For having been faithful to a god, a thought,
a country, a hope, or to nothing more than the unanswerable
 hunger that gnawed at their bellies,
they were eviscerated, flayed, torched, gassed,
and their bodies stacked up anonymously, even as they had
 lived, and their ashes scattered so that no memory
 of them would survive.
Sometimes for belonging to a race, at other times to a
 class, they paid for errors
 they had not committed and had no awareness
 of having committed. But it has also happened
and still happens that some were not killed.
There has always been an endless number of ways to prevail,
to annul calmly, delicately,
through trackless paths of which it is said they are
 trackless as are those of god.
These executions–this heroism, this horror—
one thing among a thousand things, happened in Spain
over a century ago and, violent and unjust,
brought sickness to the heart of a painter called Goya
merely a brief episode,
in a chain of which you are (or are not)
one link of iron and sweat and blood and a bit of semen
on the road of the world that I dream for you.

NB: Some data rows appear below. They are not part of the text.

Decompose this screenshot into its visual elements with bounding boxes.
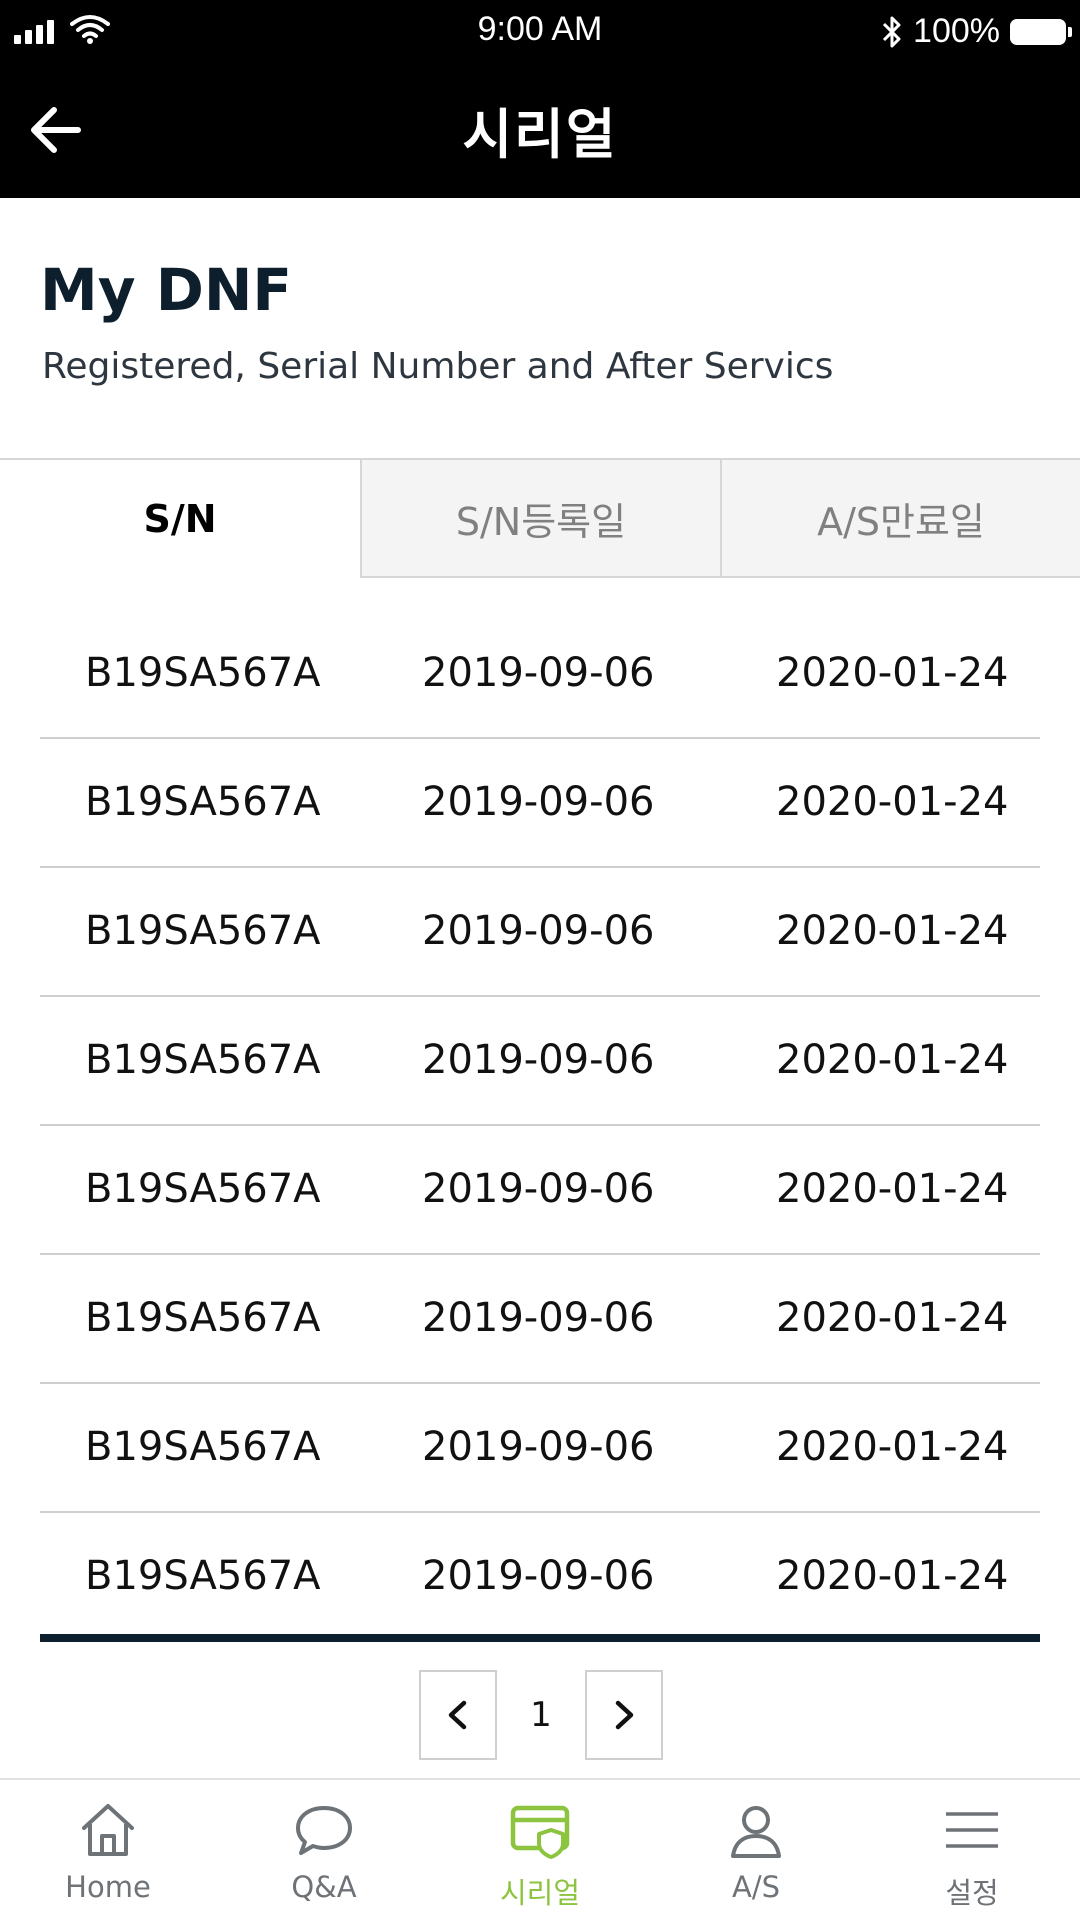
nav-label: Q&A — [291, 1870, 357, 1904]
status-left — [14, 14, 110, 44]
serial-number: B19SA567A — [85, 650, 321, 696]
current-page-number[interactable]: 1 — [530, 1695, 552, 1735]
serial-card-icon — [510, 1805, 570, 1859]
tab-as-expiry-date[interactable]: A/S만료일 — [720, 460, 1080, 578]
nav-item-home[interactable]: Home — [0, 1780, 216, 1920]
expiry-date: 2020-01-24 — [776, 1037, 1009, 1083]
bluetooth-icon — [882, 16, 901, 47]
tab-serial-number[interactable]: S/N — [0, 460, 360, 578]
expiry-date: 2020-01-24 — [776, 779, 1009, 825]
registered-date: 2019-09-06 — [422, 1553, 655, 1599]
nav-item-serial[interactable]: 시리얼 — [432, 1780, 648, 1920]
serial-table: B19SA567A 2019-09-06 2020-01-24 B19SA567… — [40, 610, 1040, 1642]
table-row[interactable]: B19SA567A 2019-09-06 2020-01-24 — [40, 1513, 1040, 1642]
table-row[interactable]: B19SA567A 2019-09-06 2020-01-24 — [40, 1126, 1040, 1255]
previous-page-button[interactable] — [419, 1670, 497, 1760]
nav-item-settings[interactable]: 설정 — [864, 1780, 1080, 1920]
expiry-date: 2020-01-24 — [776, 1295, 1009, 1341]
battery-percent: 100% — [913, 12, 1000, 50]
serial-number: B19SA567A — [85, 1553, 321, 1599]
nav-label: A/S — [731, 1870, 781, 1904]
status-bar: 9:00 AM 100% — [0, 0, 1080, 60]
app-header: 시리얼 — [0, 60, 1080, 198]
battery-icon — [1010, 18, 1072, 45]
cellular-signal-icon — [14, 18, 54, 44]
registered-date: 2019-09-06 — [422, 1037, 655, 1083]
serial-number: B19SA567A — [85, 1037, 321, 1083]
table-row[interactable]: B19SA567A 2019-09-06 2020-01-24 — [40, 1384, 1040, 1513]
serial-number: B19SA567A — [85, 1166, 321, 1212]
nav-item-as[interactable]: A/S — [648, 1780, 864, 1920]
chevron-left-icon — [448, 1700, 467, 1730]
back-button[interactable] — [26, 100, 86, 160]
registered-date: 2019-09-06 — [422, 908, 655, 954]
table-row[interactable]: B19SA567A 2019-09-06 2020-01-24 — [40, 739, 1040, 868]
nav-label: 설정 — [945, 1876, 999, 1910]
nav-label: 시리얼 — [499, 1876, 581, 1910]
registered-date: 2019-09-06 — [422, 1295, 655, 1341]
serial-number: B19SA567A — [85, 1295, 321, 1341]
registered-date: 2019-09-06 — [422, 1166, 655, 1212]
serial-number: B19SA567A — [85, 908, 321, 954]
expiry-date: 2020-01-24 — [776, 1166, 1009, 1212]
next-page-button[interactable] — [585, 1670, 663, 1760]
menu-icon — [946, 1812, 998, 1848]
expiry-date: 2020-01-24 — [776, 650, 1009, 696]
bottom-navigation: Home Q&A 시리얼 A/S — [0, 1778, 1080, 1920]
section-title: My DNF — [40, 256, 293, 324]
nav-label: Home — [65, 1870, 151, 1904]
status-time: 9:00 AM — [477, 10, 603, 48]
expiry-date: 2020-01-24 — [776, 1553, 1009, 1599]
chat-bubble-icon — [296, 1806, 352, 1855]
section-subtitle: Registered, Serial Number and After Serv… — [42, 346, 834, 387]
column-tabs: S/N S/N등록일 A/S만료일 — [0, 458, 1080, 578]
chevron-right-icon — [615, 1700, 634, 1730]
wifi-icon — [70, 15, 110, 44]
registered-date: 2019-09-06 — [422, 1424, 655, 1470]
tab-registered-date[interactable]: S/N등록일 — [360, 460, 720, 578]
table-row[interactable]: B19SA567A 2019-09-06 2020-01-24 — [40, 997, 1040, 1126]
serial-number: B19SA567A — [85, 1424, 321, 1470]
table-row[interactable]: B19SA567A 2019-09-06 2020-01-24 — [40, 610, 1040, 739]
status-right: 100% — [881, 12, 1072, 51]
table-end-divider — [40, 1634, 1040, 1642]
nav-item-qna[interactable]: Q&A — [216, 1780, 432, 1920]
expiry-date: 2020-01-24 — [776, 1424, 1009, 1470]
expiry-date: 2020-01-24 — [776, 908, 1009, 954]
page-title: 시리얼 — [462, 103, 618, 166]
serial-number: B19SA567A — [85, 779, 321, 825]
home-icon — [82, 1804, 134, 1856]
registered-date: 2019-09-06 — [422, 650, 655, 696]
user-icon — [731, 1806, 781, 1858]
pagination: 1 — [419, 1670, 663, 1760]
table-row[interactable]: B19SA567A 2019-09-06 2020-01-24 — [40, 1255, 1040, 1384]
registered-date: 2019-09-06 — [422, 779, 655, 825]
arrow-left-icon — [31, 107, 81, 153]
table-row[interactable]: B19SA567A 2019-09-06 2020-01-24 — [40, 868, 1040, 997]
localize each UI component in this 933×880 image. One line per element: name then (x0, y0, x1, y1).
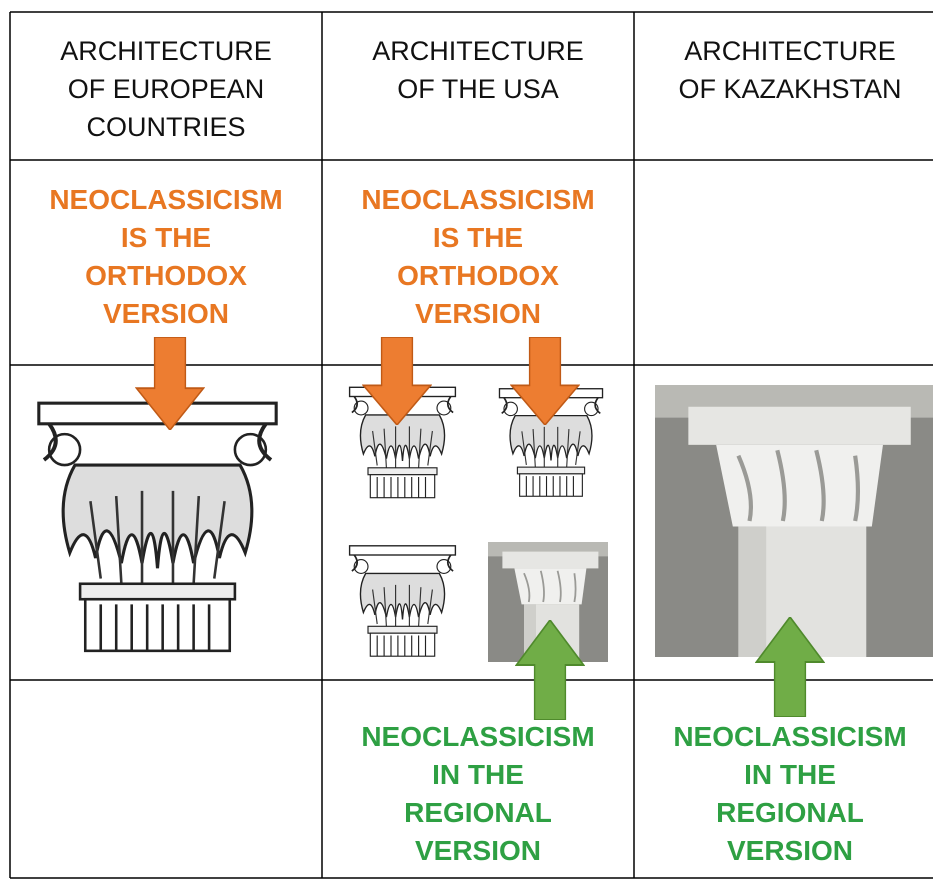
orthodox-label: IS THE (120, 222, 212, 253)
orthodox-label: ORTHODOX (397, 260, 559, 291)
orthodox-label: NEOCLASSICISM (49, 184, 283, 215)
orthodox-label: NEOCLASSICISM (361, 184, 595, 215)
column-header: ARCHITECTURE (60, 36, 272, 66)
regional-label: NEOCLASSICISM (673, 721, 907, 752)
regional-label: IN THE (432, 759, 524, 790)
regional-label: IN THE (744, 759, 836, 790)
engraving (348, 544, 457, 658)
orthodox-label: VERSION (414, 298, 542, 329)
regional-label: REGIONAL (404, 797, 552, 828)
column-header: ARCHITECTURE (372, 36, 584, 66)
column-header: OF EUROPEAN (67, 74, 265, 104)
column-header: COUNTRIES (86, 112, 246, 142)
orthodox-label: VERSION (102, 298, 230, 329)
regional-label: NEOCLASSICISM (361, 721, 595, 752)
column-header: ARCHITECTURE (684, 36, 896, 66)
orthodox-label: IS THE (432, 222, 524, 253)
regional-label: REGIONAL (716, 797, 864, 828)
engraving (39, 403, 276, 651)
orange-arrow (135, 337, 205, 430)
orange-arrow (362, 337, 432, 425)
column-header: OF THE USA (397, 74, 559, 104)
orange-arrow (510, 337, 580, 425)
orthodox-label: ORTHODOX (85, 260, 247, 291)
regional-label: VERSION (726, 835, 854, 866)
column-header: OF KAZAKHSTAN (678, 74, 902, 104)
regional-label: VERSION (414, 835, 542, 866)
photo (655, 385, 933, 657)
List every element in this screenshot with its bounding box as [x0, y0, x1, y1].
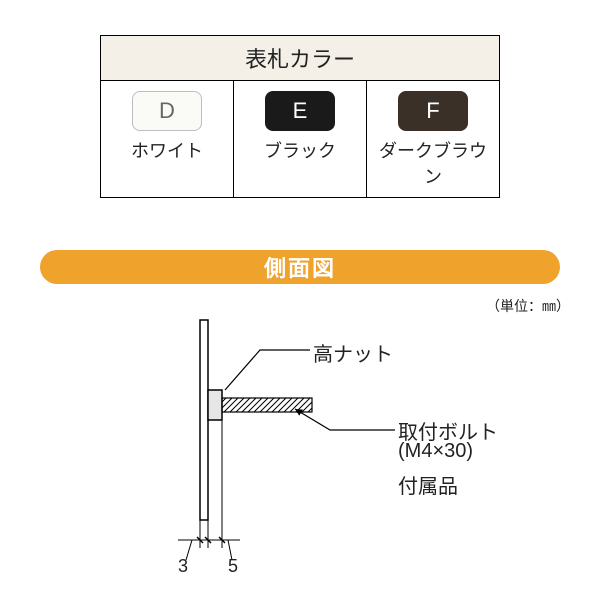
label-bolt-line2: (M4×30): [398, 440, 473, 463]
color-option-white: D ホワイト: [101, 81, 234, 197]
color-options-row: D ホワイト E ブラック F ダークブラウン: [101, 81, 499, 197]
label-high-nut: 高ナット: [313, 338, 393, 367]
swatch-brown: F: [398, 91, 468, 131]
plate-rect: [200, 320, 208, 520]
side-view-diagram: 高ナット 取付ボルト (M4×30) 付属品 3 5: [60, 300, 540, 580]
swatch-white: D: [132, 91, 202, 131]
high-nut-rect: [208, 390, 222, 420]
side-view-banner: 側面図: [40, 250, 560, 284]
swatch-brown-label: ダークブラウン: [373, 137, 493, 189]
swatch-white-label: ホワイト: [107, 137, 227, 163]
color-table-title: 表札カラー: [101, 36, 499, 81]
swatch-black-label: ブラック: [240, 137, 360, 163]
color-option-black: E ブラック: [234, 81, 367, 197]
label-dim-3: 3: [178, 556, 188, 577]
nameplate-color-table: 表札カラー D ホワイト E ブラック F ダークブラウン: [100, 35, 500, 198]
swatch-black: E: [265, 91, 335, 131]
leader-highnut: [225, 350, 310, 390]
bolt-rect: [222, 398, 312, 412]
label-dim-5: 5: [228, 556, 238, 577]
label-included: 付属品: [398, 470, 458, 499]
color-option-darkbrown: F ダークブラウン: [367, 81, 499, 197]
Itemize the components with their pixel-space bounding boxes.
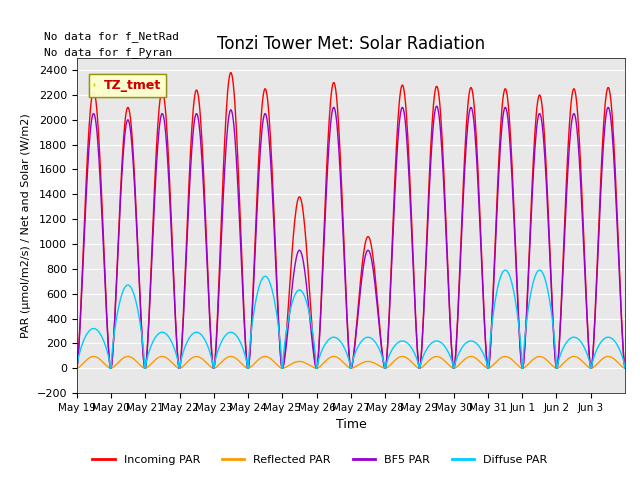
Text: No data for f_NetRad: No data for f_NetRad bbox=[44, 31, 179, 42]
Title: Tonzi Tower Met: Solar Radiation: Tonzi Tower Met: Solar Radiation bbox=[217, 35, 485, 53]
Legend: TZ_tmet: TZ_tmet bbox=[88, 74, 166, 97]
Y-axis label: PAR (μmol/m2/s) / Net and Solar (W/m2): PAR (μmol/m2/s) / Net and Solar (W/m2) bbox=[21, 113, 31, 338]
Legend: Incoming PAR, Reflected PAR, BF5 PAR, Diffuse PAR: Incoming PAR, Reflected PAR, BF5 PAR, Di… bbox=[88, 451, 552, 469]
X-axis label: Time: Time bbox=[335, 419, 366, 432]
Text: No data for f_Pyran: No data for f_Pyran bbox=[44, 48, 172, 59]
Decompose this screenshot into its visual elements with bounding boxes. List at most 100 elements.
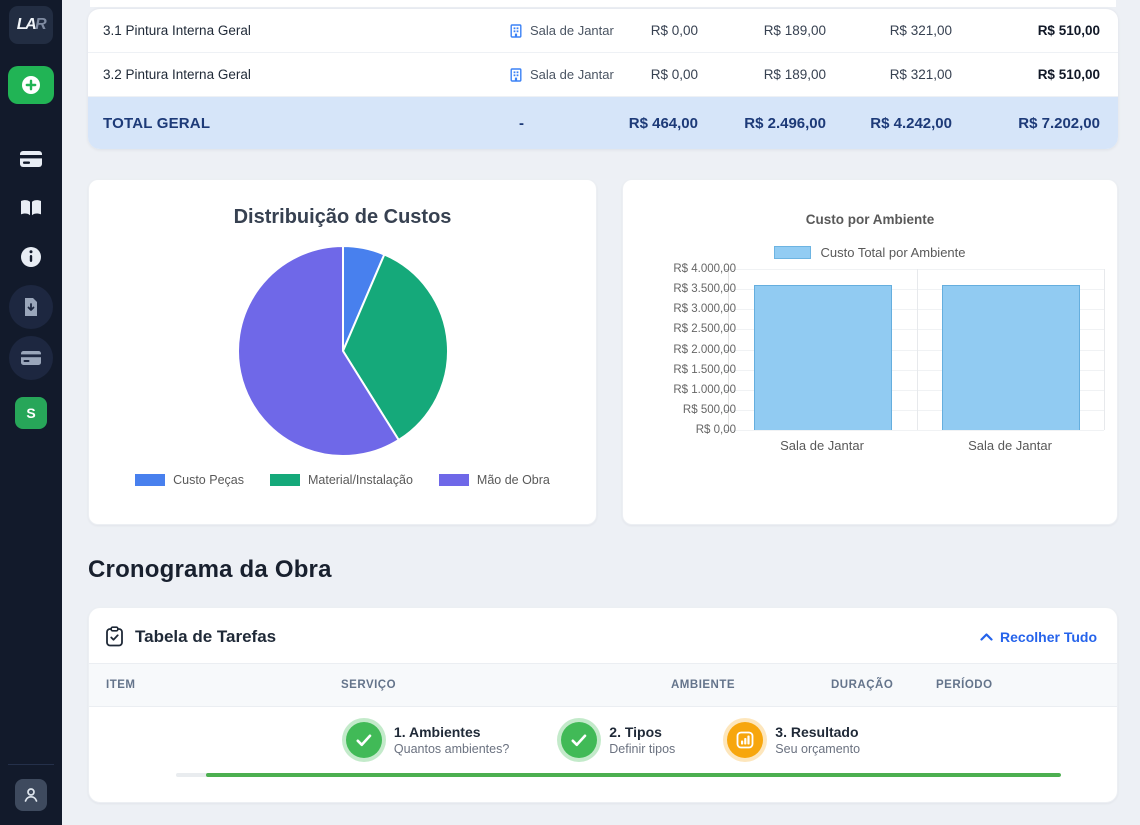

Believe me, no world, nothing and no one
is worth more than any single life and the joy one has
 in living that life.
What most matters is the joy.
Believe it, the dignity they will tell you so much about
 is but the joy that comes
from being alive and knowing that no one is ever less alive
or suffers or dies so that one of you can put off a bit
 longer that death which belongs to you and comes to
 everyone.
That you will accept this knowledge serenely,
 blaming no one, without terror or ambition,
and above all without detachment and indifference,
I ardently expect. One day such blood,
such pain, such anguish–
even if the tedium of a happy world persecutes you–
will not be in vain. I confess that often,
thinking on the horrors of so many centuries
of oppression and cruelty, I hesitate for a moment
and an inconsolable bitterness floods through me.
Are they or are they not in vain? Yet even if they are not
in vain, who can revive those millions, who will restore to
them their lives and all that was taken from them?
No final judgment, my children, can give back to them
that instant of life they were not permitted to live, that
goal they did not realize, the love they would have lived
“tomorrow.”
The very world that we create, thus,
compels us to handle it carefully, like a thing
that is not ours along, a world ceded to us
to guard respectfully
in the memory of the blood in our veins,
the flesh of a different flesh, the love
that others could not give because it was stolen from them.